1. Field of the Invention
This invention relates generally to uncooled infrared detectors and focal plane arrays, and more specifically to a method of fabricating a detector using rock salt as a removable substrate. The invention relates even more specifically to a method of fabricating a colossal magneto-resistive detector using a rock salt structure material.
2. Description of Related Art
Uncooled infrared thermal detectors have recently been developed into large-size focal plane arrays (hereinafter “FPA”). Use of a microbolometer is one successful method for infrared detection at room temperature. A microbolometer-type FPA typically employs vanadium oxide on silicon nitride with a micro-mechanically machined air bridge structure. The temperature coefficient of resistance for vanadium oxide is approximately 2%. The air bridge structure is built directly on a silicon readout integrated circuit (“ROIC”). Growth of detector materials directly on the ROIC restricts the material thin film growth temperature to less than 550° C. as a result of the thermal budget limitation associated with the ROIC.

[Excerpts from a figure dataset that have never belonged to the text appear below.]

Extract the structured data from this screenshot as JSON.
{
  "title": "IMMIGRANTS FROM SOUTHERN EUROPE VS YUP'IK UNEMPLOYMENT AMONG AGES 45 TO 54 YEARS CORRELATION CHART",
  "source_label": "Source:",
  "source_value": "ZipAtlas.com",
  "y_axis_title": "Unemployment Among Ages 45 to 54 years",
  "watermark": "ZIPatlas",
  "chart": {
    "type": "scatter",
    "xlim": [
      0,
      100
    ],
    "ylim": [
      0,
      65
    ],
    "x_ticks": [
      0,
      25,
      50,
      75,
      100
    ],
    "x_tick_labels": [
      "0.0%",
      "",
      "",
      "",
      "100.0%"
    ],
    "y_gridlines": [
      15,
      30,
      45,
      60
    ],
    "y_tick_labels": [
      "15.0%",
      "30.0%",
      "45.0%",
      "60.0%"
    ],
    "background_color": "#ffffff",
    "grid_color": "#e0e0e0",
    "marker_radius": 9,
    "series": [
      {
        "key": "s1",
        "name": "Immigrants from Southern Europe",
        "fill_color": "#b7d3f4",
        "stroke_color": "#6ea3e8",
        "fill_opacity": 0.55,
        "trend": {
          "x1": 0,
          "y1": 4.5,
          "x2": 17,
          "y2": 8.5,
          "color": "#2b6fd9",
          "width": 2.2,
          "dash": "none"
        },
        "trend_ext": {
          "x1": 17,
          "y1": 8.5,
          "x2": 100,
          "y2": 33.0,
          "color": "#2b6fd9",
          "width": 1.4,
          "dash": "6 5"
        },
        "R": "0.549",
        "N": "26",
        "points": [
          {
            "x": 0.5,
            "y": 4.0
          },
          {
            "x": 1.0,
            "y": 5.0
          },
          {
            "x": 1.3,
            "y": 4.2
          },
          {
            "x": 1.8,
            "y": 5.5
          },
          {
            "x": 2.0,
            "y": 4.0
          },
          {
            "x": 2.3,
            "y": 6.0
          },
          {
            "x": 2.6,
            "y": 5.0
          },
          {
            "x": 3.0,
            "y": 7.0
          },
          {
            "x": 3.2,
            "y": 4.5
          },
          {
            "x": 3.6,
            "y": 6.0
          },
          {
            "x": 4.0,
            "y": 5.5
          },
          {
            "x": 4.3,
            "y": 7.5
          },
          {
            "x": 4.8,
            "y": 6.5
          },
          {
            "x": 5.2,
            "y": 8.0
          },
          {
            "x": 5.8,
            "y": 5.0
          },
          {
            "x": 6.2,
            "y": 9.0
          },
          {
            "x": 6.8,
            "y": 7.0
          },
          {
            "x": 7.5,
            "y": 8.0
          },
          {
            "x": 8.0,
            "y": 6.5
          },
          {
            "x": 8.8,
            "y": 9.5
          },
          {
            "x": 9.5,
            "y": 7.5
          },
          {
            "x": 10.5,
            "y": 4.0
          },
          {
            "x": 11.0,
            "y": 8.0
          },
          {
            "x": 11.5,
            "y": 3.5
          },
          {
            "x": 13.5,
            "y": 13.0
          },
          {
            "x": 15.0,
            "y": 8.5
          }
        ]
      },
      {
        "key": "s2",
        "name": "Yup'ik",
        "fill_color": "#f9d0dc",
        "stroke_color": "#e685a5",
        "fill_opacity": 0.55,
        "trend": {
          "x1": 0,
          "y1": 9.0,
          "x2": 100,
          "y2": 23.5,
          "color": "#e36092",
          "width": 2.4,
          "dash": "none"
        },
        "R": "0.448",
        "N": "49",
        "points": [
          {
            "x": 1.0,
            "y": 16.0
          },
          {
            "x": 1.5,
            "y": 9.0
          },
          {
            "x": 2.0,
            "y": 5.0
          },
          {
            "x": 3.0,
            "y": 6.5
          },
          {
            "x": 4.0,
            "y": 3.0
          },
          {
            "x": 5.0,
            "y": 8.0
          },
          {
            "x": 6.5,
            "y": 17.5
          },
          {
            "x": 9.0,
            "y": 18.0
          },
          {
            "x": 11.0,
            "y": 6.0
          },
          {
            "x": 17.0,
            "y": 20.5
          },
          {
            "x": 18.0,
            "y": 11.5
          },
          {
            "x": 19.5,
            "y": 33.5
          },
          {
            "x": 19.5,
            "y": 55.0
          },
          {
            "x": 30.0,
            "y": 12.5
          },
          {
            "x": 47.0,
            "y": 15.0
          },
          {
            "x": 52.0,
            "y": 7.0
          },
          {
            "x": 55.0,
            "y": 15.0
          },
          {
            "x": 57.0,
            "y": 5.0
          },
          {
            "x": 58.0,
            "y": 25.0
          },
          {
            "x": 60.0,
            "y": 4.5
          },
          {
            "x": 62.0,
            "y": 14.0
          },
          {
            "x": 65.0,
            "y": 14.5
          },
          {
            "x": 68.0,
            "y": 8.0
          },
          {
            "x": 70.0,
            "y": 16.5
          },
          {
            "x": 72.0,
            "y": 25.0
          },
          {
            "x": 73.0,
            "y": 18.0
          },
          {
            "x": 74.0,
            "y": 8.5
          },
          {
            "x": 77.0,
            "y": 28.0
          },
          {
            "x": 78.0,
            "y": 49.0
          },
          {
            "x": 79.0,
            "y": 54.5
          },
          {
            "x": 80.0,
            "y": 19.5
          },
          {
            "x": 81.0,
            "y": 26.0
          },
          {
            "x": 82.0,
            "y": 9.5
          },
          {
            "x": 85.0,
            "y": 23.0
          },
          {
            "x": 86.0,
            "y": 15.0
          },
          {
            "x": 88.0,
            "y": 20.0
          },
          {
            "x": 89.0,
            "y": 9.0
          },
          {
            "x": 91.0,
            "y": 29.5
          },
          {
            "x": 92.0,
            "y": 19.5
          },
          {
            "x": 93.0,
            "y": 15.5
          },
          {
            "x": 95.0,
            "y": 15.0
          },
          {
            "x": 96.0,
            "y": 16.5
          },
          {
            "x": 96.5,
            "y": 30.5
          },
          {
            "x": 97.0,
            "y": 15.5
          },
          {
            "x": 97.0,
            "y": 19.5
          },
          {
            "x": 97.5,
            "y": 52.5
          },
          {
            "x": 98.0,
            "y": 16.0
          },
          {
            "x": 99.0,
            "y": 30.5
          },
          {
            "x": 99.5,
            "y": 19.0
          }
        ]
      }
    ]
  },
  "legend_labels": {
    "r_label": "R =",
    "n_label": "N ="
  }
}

The use of colossal magneto-resistive (“CMR”) materials for uncooled infrared detectors is described in Goyal et al., A., AMaterial Characteristics of Perovskite Manganese Oxide Thin Films for Bolometric Applications, ′ Applied Physics Letters, Vol. 71 (17) (27 Oct. 1997), pp. 2535–2537. CMR materials demonstrate an exceptionally large change in resistance with temperature as they transition from a ferromagnetic to a non-ferromagnetic phase. The transition temperature can be adjusted through appropriate selection of materials and process conditions. The results have demonstrated the feasibility of growing CMR thin films on perovskite oxide material substrates such as LaAlO3 and SrTiO3 with a resultant temperature coefficient of resistance of greater than 7%. However, the temperature for growth of the CMR material, however, must be relatively high (i.e., greater than 700° C.), which makes it difficult to grow directly on the ROIC.
CMR materials have a perovskite crystal structure with a square base. The lattice constant “a” of the square base of a CMR material is approximately 3.8 to 3.9 Å depending on the material composition. As indicated above, CMR thin films have been successfully grown on perovskite oxide substrates such as LaAlO3 and SrTiO3, and exhibit a good crystal orientation and a high temperature coefficient of resistance. These perovskite oxide substrate materials are employed because of the correspondence of their crystal structure and lattice constant to those of CMR materials. For example, SrTiO3 has a cubic crystal structure with a lattice constant of 3.905 Å, and LaAlO3 has a pseudo-cubic crystal structure with a lattice constant of 3.79 Å. These properties facilitate the growth of a CMR material on LaAlO3 and SrTiO3 with a resultant high crystal orientation and quality. The detector material can be bonded to a ROIC, then the substrate is removed. A disadvantage associated with use of these materials, however, is that both LaAlO3 and SrTiO3 are very difficult to remove by etching once the detector array has been bonded to the ROIC.
Therefore, a general need exists to provide a method of fabricating an uncooled infrared detector which both satisfies the temperature coefficient of resistance and fabrication temperature constraints, and also provides a detector of the requisite film quality. An even more specific need exists to provide a CMR transferred thin film method in which the substrate can be easily removed.